Up at about 6:00 am and out the door by 6:30 with Sergeant Margie to go over to the Sacramento National Wildlife Refuge. I got there right around 8:00 o’clock and had the whole place to myself for a couple of hours before anyone else showed up. Like the Colusa preserve, some of the wetland areas in this larger preserve are also drained and dried out already, but they have a loop open that lets you drive around some of their permanent wetland area, so although you don’t get to see a ton of birds, you do get to see some… and a few of them are ones that I can’t see along the American River.
The drive started off with good views of Killdeer and some American Avocets (which I think are such pretty birds), Greater Yellowlegs and Red-Winged and Brewer’s Blackbirds. There were lots of jackrabbits along the auto-tour route along with some chubby little Cottontails (which look like babies next to the big jacks.) And lots of ground squirrels. I didn’t see any raccoons this time out, but I did see a few deer. Oh, and I saw some pond turtles and Western Fence Lizards.
There are still a lot of wildflowers in bloom – mostly Goldfields and Fiddleneck – and the Poison Hemlock is starting to rise along with the Milk Thistle and other weeds.
Marsh Wrens were everywhere in the tules, chattering away and tucking in the loose ends of their nest construction.

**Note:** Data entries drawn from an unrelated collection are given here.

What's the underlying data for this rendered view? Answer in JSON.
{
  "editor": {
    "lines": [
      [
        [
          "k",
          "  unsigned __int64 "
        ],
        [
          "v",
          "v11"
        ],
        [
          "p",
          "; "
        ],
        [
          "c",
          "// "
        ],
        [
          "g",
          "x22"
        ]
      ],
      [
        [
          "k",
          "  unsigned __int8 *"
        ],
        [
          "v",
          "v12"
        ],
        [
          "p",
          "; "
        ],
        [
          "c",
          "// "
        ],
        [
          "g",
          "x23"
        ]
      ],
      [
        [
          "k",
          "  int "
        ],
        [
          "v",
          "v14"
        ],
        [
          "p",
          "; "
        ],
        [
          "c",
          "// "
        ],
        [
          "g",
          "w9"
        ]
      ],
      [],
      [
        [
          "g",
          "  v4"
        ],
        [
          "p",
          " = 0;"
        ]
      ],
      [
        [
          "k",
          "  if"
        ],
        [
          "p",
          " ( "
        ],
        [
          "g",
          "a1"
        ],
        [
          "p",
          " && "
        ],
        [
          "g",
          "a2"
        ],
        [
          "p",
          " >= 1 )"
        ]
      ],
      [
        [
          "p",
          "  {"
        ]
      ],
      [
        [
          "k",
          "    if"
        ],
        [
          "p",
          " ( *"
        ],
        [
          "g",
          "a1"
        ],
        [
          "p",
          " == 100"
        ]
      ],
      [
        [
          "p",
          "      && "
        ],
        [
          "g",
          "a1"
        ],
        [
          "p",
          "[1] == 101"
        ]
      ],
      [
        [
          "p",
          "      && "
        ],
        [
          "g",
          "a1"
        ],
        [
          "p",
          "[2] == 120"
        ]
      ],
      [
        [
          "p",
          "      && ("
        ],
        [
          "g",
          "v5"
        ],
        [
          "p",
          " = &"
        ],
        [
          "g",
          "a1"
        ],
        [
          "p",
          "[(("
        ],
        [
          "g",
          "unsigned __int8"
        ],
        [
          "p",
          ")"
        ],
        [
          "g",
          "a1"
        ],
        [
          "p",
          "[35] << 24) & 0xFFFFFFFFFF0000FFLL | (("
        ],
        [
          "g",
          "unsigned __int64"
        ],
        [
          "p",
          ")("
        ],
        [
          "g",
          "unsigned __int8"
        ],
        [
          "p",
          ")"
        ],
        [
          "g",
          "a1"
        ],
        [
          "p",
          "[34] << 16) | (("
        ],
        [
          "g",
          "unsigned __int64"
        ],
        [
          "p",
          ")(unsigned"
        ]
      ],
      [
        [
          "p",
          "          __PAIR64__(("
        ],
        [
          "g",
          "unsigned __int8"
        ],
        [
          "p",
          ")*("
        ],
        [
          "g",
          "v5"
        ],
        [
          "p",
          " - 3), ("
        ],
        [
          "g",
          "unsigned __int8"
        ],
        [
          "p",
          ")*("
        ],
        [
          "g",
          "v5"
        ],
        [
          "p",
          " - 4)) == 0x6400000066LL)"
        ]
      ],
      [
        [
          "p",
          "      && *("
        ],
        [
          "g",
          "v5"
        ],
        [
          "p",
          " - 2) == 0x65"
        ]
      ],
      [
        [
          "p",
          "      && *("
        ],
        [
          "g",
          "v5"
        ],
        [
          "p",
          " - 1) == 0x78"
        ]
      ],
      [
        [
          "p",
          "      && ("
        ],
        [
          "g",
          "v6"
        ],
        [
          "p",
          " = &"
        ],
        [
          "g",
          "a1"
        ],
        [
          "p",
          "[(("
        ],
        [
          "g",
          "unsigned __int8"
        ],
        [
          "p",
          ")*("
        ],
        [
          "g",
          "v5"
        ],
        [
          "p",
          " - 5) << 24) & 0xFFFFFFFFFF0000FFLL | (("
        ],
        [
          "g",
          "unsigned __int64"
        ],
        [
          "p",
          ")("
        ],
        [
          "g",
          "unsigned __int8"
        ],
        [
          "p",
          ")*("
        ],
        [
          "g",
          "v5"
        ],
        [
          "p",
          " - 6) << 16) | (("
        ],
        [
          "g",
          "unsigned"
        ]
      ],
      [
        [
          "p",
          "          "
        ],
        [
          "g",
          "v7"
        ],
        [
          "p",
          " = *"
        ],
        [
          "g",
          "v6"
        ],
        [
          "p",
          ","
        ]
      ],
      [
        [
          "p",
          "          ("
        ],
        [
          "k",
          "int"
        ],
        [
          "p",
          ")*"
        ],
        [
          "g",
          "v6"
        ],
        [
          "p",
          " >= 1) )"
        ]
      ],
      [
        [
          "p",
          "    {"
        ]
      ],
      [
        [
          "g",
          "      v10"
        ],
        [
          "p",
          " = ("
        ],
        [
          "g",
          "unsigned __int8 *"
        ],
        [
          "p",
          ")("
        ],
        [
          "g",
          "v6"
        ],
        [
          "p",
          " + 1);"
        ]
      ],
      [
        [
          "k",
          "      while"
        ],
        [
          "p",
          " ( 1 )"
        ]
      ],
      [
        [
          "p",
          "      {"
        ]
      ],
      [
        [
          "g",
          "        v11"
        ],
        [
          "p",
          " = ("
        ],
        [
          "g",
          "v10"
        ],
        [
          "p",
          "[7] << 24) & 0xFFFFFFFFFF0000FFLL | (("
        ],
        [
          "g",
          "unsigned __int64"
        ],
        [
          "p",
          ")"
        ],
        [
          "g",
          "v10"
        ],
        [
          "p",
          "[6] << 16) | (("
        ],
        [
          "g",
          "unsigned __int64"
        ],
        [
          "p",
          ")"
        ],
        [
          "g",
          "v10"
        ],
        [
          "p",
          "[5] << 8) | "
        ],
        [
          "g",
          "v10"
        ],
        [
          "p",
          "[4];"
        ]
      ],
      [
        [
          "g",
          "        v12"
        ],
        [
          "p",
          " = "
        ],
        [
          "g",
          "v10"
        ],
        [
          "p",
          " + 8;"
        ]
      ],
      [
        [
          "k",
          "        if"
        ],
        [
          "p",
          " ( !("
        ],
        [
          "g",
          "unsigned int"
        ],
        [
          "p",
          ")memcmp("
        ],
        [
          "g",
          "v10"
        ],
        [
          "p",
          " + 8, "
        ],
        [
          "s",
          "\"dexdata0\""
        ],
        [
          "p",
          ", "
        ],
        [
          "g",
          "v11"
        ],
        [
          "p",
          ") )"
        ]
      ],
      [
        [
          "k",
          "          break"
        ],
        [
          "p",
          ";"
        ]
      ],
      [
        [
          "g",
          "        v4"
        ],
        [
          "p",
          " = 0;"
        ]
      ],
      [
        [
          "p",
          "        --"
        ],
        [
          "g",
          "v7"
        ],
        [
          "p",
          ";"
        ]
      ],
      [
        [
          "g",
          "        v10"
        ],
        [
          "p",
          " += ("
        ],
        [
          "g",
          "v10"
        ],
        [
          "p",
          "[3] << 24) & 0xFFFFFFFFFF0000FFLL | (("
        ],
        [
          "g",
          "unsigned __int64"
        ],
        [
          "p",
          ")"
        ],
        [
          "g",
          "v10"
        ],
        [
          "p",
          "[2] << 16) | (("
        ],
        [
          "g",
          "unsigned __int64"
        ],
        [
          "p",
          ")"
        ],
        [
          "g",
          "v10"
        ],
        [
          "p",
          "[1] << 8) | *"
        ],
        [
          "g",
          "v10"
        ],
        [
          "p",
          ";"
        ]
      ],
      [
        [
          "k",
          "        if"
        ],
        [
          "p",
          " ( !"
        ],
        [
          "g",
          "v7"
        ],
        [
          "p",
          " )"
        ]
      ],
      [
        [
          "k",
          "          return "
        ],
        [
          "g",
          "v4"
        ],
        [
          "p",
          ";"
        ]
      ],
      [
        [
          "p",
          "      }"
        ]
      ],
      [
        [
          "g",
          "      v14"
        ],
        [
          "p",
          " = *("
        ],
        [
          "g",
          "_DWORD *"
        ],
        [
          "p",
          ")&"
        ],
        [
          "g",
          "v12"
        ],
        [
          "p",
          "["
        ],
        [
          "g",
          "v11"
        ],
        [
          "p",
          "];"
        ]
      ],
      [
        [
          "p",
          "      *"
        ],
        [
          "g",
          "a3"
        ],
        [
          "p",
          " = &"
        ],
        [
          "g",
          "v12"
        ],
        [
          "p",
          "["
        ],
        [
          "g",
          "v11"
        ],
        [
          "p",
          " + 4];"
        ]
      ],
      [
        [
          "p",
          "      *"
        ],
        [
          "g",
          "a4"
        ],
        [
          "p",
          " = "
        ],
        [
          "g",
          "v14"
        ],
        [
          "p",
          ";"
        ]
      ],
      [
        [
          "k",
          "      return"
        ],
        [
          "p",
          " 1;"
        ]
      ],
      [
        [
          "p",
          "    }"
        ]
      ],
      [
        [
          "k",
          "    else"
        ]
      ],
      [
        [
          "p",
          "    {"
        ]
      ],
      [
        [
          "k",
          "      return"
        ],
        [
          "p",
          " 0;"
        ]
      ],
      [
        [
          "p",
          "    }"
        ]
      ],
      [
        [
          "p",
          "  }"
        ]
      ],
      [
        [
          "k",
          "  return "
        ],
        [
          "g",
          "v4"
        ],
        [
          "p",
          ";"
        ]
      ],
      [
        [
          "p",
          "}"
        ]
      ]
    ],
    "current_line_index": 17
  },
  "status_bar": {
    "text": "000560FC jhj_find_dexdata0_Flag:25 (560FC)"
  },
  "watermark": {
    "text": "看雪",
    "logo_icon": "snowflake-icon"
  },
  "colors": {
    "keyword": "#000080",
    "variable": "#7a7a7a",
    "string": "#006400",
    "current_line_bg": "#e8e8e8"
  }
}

Between them, the blackbirds, and the Meadowlarks, some spots were really NOISY! There were quite a few Ring-Necked Pheasants out and about adding their loud rusty-hinge croaks to the cacophony, and in some places the Double-Crested Cormorants were grunting like pigs. I’ve gotten so I can tell some of the birds by their sound without seeing them… Speaking of the cormorants: a lot of the breeding adults have their “double-crests” showing now and it makes the birds look like they have really fluffy eyebrows (or very long eyelashes). Hah!
There were, of course, American Coots all over the place and many White-Faced Ibises among the other ducks: Northern Shovelers, Cinnamon and Green-Winged Teals, a few Buffleheads and a solitary female Goldeneye, and some Ruddy Ducks. I did see another American Bittern today… and heard another one doing its pumper-lunk call in the reeds… but I couldn’t see that one. Toward the end of the drive, I came across some American White Pelicans. But the stand-out sighting for the day (for me anyway) was getting to see a pair of Clark’s Grebes do part of their courtship ritual where they bob their heads at on another then get up and run across the top of the water in tandem. I’d seen photos and video of that before, but had never witnessed it myself. I only got a few seconds of it on video but it made my day. I’ll have to get back there in the next few weeks to see if I can see any more courtship behavior. There were also some Western Grebes and Pied-Billed Grebes out on the water, too. Most of them were too far away to get any really good shots of them, but it’s still always fun to see them. It’s sometimes difficult for me to tell the Clark’s Grebes from the Western Grebes because they look almost identical. The only real difference is that on the Clark’s Grebe the eyes are surrounded by white and on the Western Grebe the eyes are surrounded by black.
Here’s the Grebe video: https://youtu.be/jpGUjuwigu0
Also saw some Great Egrets and Snow Egrets. And as I was heading out the refuge, I came across a large hawk sitting on a stump – apparently just waiting there to have her picture taken. Hah! – and a Common Gallinule, an adult one sporting a red shield on the front of its face. The red of the shield was so intense that my camera freaked out over it, so all of the face-on shots took on a kind of “glowing” effect. By that time, too, the sun had been up for a while and things were getting warm, so the camera had to fight through distortions caused by heat waves. When conditions get like that, it’s time to go home…
I got back to the house around 2:30 pm, cooked up some chicken thighs and an ear of corn for supper, and collapsed with the dogs.